Almost forgotten in the nuclear debate is the goal of making more transparent the entire Chinese nuclear enterprise as well as highlighting the Chinese nuclear proliferation history. As Tom Reed, President Reagan’s deputy national security adviser writes in The Nuclear Express, China made an explicit decision in 1982 to export nuclear weapons technology to Pakistan directly and indirectly to Iran, Libya, North Korea and Iraq largely through the creation of what I have referred to as the Pakistani “Nukes ‘R Us” A.Q. Khan nuclear network.

In short, the disarmament community supports Russia, China, and North Korea keeping, and Iran pursuing, nuclear weapons that will make any aggression on their parts much harder to deter. Meanwhile the USA must dismantle huge swaths of its nuclear arsenal, which is internationally recognized as keeping the peace. It is not just the objectives of the disarmament community that are concerning here: It is the entire thought process on which these objectives rest.

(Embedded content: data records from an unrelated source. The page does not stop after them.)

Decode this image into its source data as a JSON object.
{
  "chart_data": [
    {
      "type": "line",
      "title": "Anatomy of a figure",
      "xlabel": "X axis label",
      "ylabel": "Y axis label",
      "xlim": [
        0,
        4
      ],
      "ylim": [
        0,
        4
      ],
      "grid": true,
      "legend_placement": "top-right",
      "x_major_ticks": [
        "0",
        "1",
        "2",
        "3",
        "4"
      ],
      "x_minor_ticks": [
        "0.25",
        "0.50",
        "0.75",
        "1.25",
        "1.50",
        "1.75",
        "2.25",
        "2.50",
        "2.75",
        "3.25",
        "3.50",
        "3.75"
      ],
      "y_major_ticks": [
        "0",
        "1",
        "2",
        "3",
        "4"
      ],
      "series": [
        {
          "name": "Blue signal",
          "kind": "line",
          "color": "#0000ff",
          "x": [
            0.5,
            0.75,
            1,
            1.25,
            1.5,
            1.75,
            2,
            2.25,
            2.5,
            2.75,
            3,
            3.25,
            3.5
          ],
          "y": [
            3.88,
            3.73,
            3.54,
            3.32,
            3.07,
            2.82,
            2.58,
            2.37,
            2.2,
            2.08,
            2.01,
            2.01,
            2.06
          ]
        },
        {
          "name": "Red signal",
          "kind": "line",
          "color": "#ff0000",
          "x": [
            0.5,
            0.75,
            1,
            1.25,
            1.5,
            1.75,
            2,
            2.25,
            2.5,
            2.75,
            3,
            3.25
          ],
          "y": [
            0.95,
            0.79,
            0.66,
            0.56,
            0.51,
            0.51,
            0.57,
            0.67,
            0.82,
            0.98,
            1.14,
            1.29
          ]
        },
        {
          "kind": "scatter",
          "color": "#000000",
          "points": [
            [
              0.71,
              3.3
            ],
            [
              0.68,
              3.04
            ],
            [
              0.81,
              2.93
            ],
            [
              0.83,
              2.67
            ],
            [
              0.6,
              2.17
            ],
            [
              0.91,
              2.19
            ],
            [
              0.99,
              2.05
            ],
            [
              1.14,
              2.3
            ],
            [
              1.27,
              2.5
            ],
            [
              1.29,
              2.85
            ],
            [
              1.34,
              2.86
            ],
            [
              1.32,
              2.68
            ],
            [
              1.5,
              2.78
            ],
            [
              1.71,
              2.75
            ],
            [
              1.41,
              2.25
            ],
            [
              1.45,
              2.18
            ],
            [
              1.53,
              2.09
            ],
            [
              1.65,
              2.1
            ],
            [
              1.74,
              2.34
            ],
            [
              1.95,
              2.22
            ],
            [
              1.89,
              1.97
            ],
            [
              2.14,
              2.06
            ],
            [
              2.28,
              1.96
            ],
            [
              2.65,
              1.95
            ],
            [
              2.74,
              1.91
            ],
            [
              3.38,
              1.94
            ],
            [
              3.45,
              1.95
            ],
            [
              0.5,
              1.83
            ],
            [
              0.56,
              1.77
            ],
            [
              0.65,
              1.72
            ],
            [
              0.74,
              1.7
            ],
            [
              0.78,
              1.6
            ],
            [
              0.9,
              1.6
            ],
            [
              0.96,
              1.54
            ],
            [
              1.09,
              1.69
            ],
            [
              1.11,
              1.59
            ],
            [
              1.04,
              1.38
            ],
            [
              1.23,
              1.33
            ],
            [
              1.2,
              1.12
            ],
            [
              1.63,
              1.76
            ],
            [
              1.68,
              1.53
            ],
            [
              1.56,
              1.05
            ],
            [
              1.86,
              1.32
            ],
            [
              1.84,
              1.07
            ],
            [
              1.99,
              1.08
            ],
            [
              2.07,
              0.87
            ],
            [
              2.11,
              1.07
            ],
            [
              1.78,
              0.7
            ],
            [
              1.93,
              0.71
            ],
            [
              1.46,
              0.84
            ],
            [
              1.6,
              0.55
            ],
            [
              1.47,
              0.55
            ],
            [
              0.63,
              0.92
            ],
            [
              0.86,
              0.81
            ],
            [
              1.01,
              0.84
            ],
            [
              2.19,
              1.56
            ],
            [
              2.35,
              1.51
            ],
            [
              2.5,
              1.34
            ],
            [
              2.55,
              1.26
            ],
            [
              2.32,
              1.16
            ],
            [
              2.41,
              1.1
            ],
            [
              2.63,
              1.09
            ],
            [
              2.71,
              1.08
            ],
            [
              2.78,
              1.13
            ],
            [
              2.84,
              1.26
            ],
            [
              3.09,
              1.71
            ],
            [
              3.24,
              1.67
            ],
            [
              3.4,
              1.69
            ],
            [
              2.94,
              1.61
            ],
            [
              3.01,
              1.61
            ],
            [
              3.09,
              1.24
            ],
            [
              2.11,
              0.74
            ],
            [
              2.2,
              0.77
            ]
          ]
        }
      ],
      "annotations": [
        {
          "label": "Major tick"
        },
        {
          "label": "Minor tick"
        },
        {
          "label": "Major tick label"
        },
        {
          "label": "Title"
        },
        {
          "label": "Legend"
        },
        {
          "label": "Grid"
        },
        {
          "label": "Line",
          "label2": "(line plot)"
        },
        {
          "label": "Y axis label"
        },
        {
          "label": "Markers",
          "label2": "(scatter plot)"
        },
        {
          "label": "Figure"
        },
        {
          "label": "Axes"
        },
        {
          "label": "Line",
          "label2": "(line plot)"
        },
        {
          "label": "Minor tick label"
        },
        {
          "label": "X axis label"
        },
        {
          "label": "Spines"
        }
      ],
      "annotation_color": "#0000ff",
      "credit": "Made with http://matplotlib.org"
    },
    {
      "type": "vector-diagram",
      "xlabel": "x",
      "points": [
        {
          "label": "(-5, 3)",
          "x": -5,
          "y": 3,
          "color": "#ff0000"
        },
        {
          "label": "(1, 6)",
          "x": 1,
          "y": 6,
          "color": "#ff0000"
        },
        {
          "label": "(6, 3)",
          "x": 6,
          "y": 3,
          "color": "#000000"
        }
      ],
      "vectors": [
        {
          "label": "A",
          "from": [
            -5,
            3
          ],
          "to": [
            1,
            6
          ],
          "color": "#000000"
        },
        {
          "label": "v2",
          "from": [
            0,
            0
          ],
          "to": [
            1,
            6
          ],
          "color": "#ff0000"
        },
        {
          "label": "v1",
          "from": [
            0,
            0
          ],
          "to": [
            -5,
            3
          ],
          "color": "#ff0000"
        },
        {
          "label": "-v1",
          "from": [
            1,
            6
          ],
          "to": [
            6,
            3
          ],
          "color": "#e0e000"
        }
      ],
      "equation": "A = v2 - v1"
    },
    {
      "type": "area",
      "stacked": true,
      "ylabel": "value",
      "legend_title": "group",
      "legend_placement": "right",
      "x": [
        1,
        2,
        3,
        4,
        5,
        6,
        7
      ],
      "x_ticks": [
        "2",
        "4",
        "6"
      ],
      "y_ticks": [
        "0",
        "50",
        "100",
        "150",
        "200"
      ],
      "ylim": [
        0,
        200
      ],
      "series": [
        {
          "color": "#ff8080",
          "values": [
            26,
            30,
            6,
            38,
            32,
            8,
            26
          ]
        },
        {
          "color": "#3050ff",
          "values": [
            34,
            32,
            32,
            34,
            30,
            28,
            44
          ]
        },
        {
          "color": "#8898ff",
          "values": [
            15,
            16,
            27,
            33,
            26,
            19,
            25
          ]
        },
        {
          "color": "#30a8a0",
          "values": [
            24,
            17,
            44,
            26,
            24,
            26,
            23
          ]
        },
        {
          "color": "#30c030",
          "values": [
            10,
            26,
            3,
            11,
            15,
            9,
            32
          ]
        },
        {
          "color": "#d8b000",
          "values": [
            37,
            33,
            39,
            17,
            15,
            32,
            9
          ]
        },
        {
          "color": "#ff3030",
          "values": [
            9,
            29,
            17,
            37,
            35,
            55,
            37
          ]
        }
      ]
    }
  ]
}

What would be a better set of objectives? Apart from pursuing a nuclear-free Korean Peninsula and stopping Iran’s continued pursuit of nuclear weapons and long-range missiles, the United States should secure the full modernization of our nuclear deterrent. That must include 400 GBSD land-based missiles, 12 Columbia-class submarines, and 60 strategic bombers with both nuclear cruise missiles and gravity bombs.

President Reagan’s watchword of “Peace through Strength” was not just a slogan. It described a policy that worked. Unilateral restraint and appeasement does not. That is a lesson of the Cold War and a sound foundation on which to rest America’s security strategy.